The role of the extra cellular matrix on memory

TL;DR

This paper explores how the extracellular matrix influences memory formation through biological and physical models, highlighting the role of mechanical properties and repeated neural activity in establishing long-term memories.

Contribution

It introduces a novel combined biological and physical framework linking extracellular matrix mechanics to neural memory processes.

Findings

Extracellular matrix stiffness increases near active neurons due to astrocyte growth.

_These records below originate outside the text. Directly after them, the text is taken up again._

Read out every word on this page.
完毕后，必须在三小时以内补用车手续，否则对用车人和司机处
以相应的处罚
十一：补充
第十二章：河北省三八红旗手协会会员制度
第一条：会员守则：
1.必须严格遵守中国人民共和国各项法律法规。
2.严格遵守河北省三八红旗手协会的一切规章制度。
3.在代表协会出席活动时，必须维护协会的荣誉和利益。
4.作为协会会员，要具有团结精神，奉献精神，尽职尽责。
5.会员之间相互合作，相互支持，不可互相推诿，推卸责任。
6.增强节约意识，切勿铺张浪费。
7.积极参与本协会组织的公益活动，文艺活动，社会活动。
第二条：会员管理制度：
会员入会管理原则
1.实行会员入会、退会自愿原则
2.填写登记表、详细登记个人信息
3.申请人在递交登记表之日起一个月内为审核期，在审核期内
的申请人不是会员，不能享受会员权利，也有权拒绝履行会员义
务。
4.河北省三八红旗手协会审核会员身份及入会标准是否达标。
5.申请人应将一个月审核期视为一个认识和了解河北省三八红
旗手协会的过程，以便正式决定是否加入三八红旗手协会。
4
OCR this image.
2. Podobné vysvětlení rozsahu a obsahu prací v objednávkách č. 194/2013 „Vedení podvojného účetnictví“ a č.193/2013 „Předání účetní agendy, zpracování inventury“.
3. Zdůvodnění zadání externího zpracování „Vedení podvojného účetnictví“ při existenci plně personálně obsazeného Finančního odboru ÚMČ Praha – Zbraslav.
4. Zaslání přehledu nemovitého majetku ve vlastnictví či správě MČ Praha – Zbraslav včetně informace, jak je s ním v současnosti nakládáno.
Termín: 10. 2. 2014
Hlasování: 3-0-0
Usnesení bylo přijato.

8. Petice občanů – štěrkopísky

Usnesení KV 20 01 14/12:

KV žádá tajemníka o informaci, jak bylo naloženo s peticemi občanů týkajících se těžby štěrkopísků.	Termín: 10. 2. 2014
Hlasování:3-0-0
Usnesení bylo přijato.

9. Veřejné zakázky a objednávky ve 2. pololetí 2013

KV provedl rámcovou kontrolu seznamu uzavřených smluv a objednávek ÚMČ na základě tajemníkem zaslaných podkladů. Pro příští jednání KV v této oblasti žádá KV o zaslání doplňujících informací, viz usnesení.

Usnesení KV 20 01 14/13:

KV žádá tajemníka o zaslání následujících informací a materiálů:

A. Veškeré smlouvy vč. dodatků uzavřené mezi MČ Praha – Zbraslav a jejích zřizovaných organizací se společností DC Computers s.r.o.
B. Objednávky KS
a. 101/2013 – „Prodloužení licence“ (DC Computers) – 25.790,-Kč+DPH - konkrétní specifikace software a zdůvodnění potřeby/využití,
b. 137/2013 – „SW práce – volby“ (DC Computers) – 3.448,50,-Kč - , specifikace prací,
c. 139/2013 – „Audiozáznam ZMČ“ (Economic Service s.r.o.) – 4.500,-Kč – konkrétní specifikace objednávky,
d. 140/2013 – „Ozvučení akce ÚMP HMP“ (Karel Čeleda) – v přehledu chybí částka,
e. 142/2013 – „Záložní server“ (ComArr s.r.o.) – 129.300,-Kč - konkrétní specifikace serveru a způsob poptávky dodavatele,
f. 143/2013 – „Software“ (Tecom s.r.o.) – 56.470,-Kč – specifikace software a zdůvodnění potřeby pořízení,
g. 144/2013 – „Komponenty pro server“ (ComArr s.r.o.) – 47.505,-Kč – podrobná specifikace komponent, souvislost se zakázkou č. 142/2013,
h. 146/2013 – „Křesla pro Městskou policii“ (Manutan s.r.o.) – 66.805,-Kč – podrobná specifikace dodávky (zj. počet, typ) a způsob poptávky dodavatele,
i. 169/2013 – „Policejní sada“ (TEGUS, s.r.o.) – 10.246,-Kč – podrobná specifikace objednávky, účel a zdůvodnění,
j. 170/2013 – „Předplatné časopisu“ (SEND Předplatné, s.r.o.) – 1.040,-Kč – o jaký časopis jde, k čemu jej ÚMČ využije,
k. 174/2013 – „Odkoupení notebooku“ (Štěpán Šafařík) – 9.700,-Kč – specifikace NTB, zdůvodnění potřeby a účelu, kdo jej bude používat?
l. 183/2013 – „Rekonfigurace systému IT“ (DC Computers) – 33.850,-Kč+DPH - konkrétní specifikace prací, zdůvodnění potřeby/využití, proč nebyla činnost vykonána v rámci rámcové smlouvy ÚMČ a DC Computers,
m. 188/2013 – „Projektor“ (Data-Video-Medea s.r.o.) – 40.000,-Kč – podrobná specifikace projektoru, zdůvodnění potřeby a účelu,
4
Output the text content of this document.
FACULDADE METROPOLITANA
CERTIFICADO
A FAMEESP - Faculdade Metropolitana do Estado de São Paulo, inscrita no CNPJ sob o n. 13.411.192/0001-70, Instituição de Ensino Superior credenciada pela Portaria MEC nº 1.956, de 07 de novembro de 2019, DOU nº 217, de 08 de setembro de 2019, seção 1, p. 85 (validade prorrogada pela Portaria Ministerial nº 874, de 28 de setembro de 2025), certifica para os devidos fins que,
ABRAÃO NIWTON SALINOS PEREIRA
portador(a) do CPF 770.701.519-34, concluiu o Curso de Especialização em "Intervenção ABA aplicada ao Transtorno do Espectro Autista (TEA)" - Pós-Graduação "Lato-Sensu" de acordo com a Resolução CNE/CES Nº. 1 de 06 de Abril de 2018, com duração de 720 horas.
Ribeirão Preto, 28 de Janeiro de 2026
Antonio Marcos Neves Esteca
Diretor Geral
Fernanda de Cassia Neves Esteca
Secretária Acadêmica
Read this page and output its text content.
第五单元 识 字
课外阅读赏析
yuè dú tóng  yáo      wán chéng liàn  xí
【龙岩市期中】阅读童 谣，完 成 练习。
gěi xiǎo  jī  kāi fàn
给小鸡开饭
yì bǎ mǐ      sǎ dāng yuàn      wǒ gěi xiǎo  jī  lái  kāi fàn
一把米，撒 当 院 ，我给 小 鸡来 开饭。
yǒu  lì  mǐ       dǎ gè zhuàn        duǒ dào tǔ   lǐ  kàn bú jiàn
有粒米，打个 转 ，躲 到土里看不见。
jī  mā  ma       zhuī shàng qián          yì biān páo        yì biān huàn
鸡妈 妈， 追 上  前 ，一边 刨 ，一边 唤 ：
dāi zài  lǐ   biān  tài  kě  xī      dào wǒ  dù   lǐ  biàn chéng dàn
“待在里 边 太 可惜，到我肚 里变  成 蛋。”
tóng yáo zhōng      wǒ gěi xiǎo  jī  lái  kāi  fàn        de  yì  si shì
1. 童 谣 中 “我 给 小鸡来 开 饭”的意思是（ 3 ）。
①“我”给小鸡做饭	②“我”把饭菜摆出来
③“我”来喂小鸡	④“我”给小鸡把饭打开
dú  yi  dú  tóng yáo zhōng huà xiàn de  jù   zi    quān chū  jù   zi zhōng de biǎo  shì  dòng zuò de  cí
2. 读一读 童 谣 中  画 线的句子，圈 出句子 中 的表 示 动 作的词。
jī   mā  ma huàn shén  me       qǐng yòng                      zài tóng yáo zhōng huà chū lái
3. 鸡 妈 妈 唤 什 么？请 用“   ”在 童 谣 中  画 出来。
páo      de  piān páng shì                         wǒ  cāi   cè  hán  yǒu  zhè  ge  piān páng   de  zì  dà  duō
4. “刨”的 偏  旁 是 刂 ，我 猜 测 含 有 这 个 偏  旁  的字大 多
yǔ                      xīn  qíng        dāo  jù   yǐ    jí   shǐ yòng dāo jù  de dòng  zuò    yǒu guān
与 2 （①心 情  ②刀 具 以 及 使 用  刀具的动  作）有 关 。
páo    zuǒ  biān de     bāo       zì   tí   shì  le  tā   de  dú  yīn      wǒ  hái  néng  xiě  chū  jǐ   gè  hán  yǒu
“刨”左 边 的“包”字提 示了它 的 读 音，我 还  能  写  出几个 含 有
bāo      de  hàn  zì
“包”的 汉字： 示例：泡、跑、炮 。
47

Repeated neural activity leads to long-term memory effects in the physical model.

Sleep facilitates linking different memory events through matrix and neural dynamics.

Abstract

We expose first a biological model of memory based on one hand of the mechanical oscillations of axons during action potential and on the other hand on the changes in the extra cellular matrix composition when a mechanical strain is applied on it. Due to these changes, the stiffness of the extra cellular matrix along the most excited neurons will increase close to these neurons due to the growth of astrocytes around them and to the elastoplastic behavior of collagen. This will create preferential paths linked to a memory effect. In a second part, we expose a physical model based on random walk of the action potential on the array composed of dendrites and axons. This last model shows that repetition of the same event leads to long time memory of this event and that paradoxical sleep leads to the linking of different events put into memory.